In a Confucian sense, then, the goal of those concerned with “social justice” should not be to impose it for the sake of a messianic fantasy but rather to restore the social harmony that has been disturbed by injustice. This cannot be accomplished by coercive means, which are inherently disharmonious and unjust.
A story is told of a Confucian scholar who was asked by a warlord, “Everything I have I won on horseback, why should I bother with books?” The scholar replied, “Everything you have, you won on horseback, but can you rule it on horseback?” The implication is obvious: A world, a nation, a family, and ourselves cannot be put in order through war, let alone through a society at war with itself.
All of this may be difficult for many of those sincerely concerned with “social justice” to accept.
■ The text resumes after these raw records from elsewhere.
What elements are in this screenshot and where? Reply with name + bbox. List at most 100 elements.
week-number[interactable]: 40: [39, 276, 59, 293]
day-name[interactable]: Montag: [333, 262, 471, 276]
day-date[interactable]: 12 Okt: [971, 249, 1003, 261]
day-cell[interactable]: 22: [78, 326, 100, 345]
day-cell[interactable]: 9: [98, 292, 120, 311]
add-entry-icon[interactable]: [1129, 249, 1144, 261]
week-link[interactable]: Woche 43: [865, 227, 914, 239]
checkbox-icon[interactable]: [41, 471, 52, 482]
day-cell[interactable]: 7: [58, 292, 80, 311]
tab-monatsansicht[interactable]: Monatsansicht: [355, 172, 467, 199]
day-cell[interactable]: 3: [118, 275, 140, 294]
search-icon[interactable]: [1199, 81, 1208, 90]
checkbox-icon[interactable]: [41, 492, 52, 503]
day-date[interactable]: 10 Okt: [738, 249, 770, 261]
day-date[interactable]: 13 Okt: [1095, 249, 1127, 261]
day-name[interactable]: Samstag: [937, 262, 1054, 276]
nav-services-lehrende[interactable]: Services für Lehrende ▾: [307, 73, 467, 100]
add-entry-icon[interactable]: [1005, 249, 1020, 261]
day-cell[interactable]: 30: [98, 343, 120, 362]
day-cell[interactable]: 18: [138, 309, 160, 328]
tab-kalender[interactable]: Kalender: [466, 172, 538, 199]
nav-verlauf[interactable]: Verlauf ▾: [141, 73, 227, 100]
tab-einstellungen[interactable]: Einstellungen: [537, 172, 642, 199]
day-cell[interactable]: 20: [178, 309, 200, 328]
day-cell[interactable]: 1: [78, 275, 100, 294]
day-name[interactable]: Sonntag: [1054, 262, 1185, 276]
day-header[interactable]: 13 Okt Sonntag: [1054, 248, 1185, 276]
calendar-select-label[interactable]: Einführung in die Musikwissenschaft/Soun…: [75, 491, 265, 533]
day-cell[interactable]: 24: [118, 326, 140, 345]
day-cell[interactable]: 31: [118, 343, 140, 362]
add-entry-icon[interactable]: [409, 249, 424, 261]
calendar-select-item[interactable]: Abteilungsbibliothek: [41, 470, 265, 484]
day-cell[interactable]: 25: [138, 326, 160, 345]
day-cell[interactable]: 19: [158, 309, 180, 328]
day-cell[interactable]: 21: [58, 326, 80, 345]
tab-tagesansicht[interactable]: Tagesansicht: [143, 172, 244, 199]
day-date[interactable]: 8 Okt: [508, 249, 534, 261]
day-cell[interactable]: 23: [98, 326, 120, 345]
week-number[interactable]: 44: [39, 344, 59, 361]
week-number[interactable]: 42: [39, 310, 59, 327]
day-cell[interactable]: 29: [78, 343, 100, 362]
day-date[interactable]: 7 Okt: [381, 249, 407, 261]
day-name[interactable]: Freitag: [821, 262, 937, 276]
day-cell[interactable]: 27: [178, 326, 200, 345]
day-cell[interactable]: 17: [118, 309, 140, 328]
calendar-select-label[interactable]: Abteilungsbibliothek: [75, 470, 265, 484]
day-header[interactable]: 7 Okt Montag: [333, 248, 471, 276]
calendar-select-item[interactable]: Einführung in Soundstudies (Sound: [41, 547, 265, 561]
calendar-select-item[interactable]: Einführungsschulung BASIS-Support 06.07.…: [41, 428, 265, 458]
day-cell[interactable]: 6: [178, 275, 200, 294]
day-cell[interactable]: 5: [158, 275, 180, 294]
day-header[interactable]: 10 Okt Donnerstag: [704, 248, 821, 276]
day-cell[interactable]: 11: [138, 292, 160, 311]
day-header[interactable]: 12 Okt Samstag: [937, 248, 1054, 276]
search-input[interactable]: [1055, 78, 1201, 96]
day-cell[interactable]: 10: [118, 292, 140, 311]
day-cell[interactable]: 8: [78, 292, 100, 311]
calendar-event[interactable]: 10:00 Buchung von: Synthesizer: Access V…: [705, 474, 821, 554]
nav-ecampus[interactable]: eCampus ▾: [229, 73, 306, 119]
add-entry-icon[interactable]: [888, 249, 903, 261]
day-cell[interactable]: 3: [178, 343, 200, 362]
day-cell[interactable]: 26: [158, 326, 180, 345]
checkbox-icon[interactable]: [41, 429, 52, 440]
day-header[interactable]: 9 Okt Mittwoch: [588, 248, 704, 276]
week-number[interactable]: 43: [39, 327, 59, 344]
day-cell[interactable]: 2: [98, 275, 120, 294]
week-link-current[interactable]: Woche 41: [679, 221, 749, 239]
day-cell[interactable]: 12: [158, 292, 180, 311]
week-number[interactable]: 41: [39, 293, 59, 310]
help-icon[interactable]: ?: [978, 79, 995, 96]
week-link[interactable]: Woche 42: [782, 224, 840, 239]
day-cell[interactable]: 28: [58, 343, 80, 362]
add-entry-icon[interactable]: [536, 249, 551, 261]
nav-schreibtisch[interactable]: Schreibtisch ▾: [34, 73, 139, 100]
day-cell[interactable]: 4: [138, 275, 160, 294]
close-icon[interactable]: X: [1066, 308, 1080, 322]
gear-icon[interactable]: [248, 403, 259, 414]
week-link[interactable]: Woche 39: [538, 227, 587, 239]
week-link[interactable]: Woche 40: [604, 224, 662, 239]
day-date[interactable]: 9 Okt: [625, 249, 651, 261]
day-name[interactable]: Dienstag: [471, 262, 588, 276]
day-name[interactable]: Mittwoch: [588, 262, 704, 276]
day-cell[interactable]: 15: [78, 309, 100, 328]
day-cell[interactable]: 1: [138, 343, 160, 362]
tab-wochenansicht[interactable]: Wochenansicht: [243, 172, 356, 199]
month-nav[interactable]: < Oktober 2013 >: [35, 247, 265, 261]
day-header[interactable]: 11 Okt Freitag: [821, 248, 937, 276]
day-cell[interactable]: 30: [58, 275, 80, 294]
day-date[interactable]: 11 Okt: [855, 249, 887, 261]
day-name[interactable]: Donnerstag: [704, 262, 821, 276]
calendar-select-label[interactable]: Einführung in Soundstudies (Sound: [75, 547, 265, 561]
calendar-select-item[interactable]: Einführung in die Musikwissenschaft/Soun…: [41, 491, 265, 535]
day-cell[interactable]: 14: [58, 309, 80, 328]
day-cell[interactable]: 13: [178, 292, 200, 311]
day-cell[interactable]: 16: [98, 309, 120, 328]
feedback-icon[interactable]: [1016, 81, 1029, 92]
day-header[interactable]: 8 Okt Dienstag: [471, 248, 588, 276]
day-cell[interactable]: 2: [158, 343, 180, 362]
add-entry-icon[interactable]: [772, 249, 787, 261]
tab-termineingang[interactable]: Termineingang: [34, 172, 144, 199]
They will, like Mao, see it as an avaricious and self-interested defense of systemic injustice. But they should remember something of utmost importance: Confucianism has survived because, for the most part, it works. To this day, as evidenced in many far-Eastern nations, Confucius’s thought has served as the foundation of many successful and prosperous societies. These societies have undergone immense social and political upheaval over the past century and in countries like China, those upheavals continue today. Nonetheless, Confucius and the society he founded have survived and, today, many of the societies that once rejected and even sought to destroy his legacy have returned to him.
In the West, evidence mounts daily that progressivism and the “social justice” ethos, with its culture of condemnation and coercion, is not working. As noted above: When something isn’t working, stop doing it. Then, start thinking about what to do instead. It is possible that, with his essential belief that harmony and justice are inseparable and mutually dependent, a very ancient thinker who saw that his society was not working and contemplated what to do about it can teach us a very great deal.